Notre Dame at Rutgers (Tuesday): Notre Dame's 71-56 victory at St. John's marked the first time this season that the Fighting Irish failed to beat an unranked opponent by at least 20 points. But playing a ranked Rutgers team on the road might be the biggest hurdle remaining before a rematch against Connecticut at the end of the regular season. The Fighting Irish hold a 16-11 series edge on the Scarlet Knights, but they are just 4-9 in Piscataway, N.J. (granted, one of the four was a 75-63 win with Skylar Diggins, Natalie Novosel and Brittany Mallory in 2010). It will be shame if Khadijah Rushdan is unavailable for Rutgers after suffering a head injury in Sunday's loss at Georgetown.
Oklahoma at Kansas (Tuesday): It was always going to be a race for second in the Big 12 this season, but it wasn't necessarily obvious that this would be a key game in that race. Tied with Oklahoma and Kansas State for second at 5-3, Kansas plays its next four games against Oklahoma and Texas at home and Texas A&M and Kansas State on the road, a 13-day stretch that will reveal something about the team's staying power. The Jayhawks last beat the Sooners in the 1998-99 season, with that result followed by 14 consecutive defeats.
Texas A&M at Texas Tech (Wednesday): Seven Big 12 teams are piled up somewhere between 5-3 and 3-5 behind undefeated Baylor, and this doesn't look like a conference that's going to get eight bids to the NCAA tournament. The Lady Raiders finally snapped the five-game losing streak that followed a 14-0 start with a 75-71 victory against Texas on Saturday, and they did it without leading scorer Kierra Mallard.

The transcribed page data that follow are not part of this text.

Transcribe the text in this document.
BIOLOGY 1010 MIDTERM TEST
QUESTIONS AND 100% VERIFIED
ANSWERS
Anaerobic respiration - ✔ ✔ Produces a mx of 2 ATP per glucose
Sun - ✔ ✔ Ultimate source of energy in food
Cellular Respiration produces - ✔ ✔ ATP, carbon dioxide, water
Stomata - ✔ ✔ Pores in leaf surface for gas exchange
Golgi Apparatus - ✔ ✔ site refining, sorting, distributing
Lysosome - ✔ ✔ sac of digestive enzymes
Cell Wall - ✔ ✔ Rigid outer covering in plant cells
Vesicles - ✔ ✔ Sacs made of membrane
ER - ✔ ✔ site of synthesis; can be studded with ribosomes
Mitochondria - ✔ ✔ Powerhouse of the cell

A 6-4 record the rest of the way would mean .500 in the conference, but Wednesday's game is one of just five at home and Mallard's availability remains uncertain.
Nebraska at Purdue (Thursday): This already shaped up as a fascinating contrast between the Big Ten's third-best scoring team and its stingiest defense, but Purdue's loss against Iowa on Saturday and Ohio State's somewhat stunning loss against Minnesota on Sunday combine to make it a huge game in the championship race. It's the only meeting this season between the two teams, and the Cornhuskers could emerge tied for first with four of their final six games at home, including a season-ender against Ohio State.